The real challenge occurred when we were leaving.  We checked in with the airline using their web check in.  In traveling to and from, we used two different airlines.  Our inbound airline had very clear information about vaccination status and the negative test and the time frame.  Our outbound airline not so much.  Although there was a questionnaire that needed to be completed regarding health status, there was nothing that we could find that indicated a negative test within 72 hours was required to enter the US as a citizen. 

You can probably see where this is going. 

We arrived at the regional airport for our short flight to NJ (we were in Toronto) 90 minutes prior to boarding, presented our vaccination cards and passports, and waited for our boarding passes to be issued.  The ticketing agent asked us for our negative test within 72 hours.  Perplexed, we reminded him we were US citizens.  The ticketing agent replied that the airline and the government require a negative test within 72 hours.  Of course, Canada will accept a rapid PCR test, but the US does not.  The agent handed us a list of pharmacies that were close to the airport for us to get the test. 

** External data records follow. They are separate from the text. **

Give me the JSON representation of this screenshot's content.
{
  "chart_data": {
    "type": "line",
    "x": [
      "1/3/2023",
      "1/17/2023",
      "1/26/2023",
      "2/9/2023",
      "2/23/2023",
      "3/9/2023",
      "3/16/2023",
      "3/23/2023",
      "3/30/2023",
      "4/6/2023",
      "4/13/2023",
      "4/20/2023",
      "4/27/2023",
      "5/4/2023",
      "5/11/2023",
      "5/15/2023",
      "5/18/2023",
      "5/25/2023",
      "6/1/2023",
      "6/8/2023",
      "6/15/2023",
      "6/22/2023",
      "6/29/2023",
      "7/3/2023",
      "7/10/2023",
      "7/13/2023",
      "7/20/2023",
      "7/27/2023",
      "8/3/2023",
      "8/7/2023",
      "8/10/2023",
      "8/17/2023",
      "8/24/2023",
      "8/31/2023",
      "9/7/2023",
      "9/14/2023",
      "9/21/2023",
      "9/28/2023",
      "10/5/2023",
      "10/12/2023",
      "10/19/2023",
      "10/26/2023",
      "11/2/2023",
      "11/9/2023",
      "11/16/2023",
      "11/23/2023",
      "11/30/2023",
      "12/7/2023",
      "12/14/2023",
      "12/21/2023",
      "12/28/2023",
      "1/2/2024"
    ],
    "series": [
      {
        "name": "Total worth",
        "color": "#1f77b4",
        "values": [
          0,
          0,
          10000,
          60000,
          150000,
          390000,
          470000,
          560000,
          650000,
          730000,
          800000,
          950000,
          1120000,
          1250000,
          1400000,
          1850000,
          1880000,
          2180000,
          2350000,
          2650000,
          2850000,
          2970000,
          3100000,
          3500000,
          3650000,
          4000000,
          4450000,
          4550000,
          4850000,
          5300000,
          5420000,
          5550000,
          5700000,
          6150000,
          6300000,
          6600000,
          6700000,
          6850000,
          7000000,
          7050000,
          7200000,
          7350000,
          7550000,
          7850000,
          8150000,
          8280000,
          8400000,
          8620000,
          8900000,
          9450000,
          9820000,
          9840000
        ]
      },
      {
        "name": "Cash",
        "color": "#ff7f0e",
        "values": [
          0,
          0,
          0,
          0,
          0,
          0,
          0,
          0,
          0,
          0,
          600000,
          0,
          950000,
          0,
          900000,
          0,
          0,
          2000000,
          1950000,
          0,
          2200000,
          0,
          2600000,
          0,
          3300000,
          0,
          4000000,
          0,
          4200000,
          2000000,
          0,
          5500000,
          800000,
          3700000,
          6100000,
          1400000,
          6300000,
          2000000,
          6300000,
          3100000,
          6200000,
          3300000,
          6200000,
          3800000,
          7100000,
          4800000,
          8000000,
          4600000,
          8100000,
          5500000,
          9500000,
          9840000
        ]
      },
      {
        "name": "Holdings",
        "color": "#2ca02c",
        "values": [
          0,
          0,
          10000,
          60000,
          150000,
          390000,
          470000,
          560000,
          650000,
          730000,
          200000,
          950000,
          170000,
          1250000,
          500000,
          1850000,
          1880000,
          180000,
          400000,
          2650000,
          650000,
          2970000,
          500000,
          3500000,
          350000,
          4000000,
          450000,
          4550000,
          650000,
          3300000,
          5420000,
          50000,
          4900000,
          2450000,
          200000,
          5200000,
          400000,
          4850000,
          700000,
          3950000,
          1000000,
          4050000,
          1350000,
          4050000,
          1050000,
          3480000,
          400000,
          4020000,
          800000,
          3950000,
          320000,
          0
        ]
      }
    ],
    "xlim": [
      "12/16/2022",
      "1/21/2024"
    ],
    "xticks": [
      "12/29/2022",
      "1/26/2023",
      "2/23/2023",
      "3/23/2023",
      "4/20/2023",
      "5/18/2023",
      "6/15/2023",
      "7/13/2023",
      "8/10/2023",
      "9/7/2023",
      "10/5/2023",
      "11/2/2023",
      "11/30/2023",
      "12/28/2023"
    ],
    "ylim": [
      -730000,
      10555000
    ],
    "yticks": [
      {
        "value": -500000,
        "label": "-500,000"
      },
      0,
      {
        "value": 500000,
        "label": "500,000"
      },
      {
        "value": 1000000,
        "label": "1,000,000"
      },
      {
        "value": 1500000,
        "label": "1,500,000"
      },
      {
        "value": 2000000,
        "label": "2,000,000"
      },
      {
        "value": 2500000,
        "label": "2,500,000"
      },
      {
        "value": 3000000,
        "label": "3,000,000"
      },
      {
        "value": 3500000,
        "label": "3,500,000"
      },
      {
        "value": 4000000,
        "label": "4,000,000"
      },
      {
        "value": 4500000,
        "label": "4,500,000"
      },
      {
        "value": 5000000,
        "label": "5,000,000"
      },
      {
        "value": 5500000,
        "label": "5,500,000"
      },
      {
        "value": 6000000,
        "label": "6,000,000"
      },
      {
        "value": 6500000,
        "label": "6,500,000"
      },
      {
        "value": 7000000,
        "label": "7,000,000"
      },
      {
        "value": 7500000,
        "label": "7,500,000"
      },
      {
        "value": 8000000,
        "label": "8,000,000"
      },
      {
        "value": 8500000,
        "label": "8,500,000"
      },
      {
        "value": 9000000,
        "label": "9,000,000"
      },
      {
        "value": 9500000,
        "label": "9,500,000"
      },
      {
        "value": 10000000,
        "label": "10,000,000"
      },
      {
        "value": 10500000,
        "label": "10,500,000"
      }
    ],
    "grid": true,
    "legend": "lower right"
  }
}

We ran a half mile to the pharmacy, each paid $40 for the test, and in 15 minutes, we were done.  We ran back to the airport, but of course, we missed the flight.  We were put on the next flight and made it back to the US a few hours later.

The experience in Canada was actually great.  We did not mind showing the vaccination cards and ID at every place we went, and were impressed with how quickly those with the QR code were allowed to get to their table and enjoy the night.  Testing in Canada is abundant, and people can get months’ worth of rapid tests for home use.  We spoke with a bartender who tests daily, as he has family members that are immunocompromised, so he wants to make sure those family members do not catch COVID.  The $40 fee was a shock, as we have all seen the hundreds of dollars that are paid out of pocket here in the US. 

I will be checking my insurance plan to see what was billed and paid and what will come about from the multiple testing in such a short period of time.  We live in interesting times.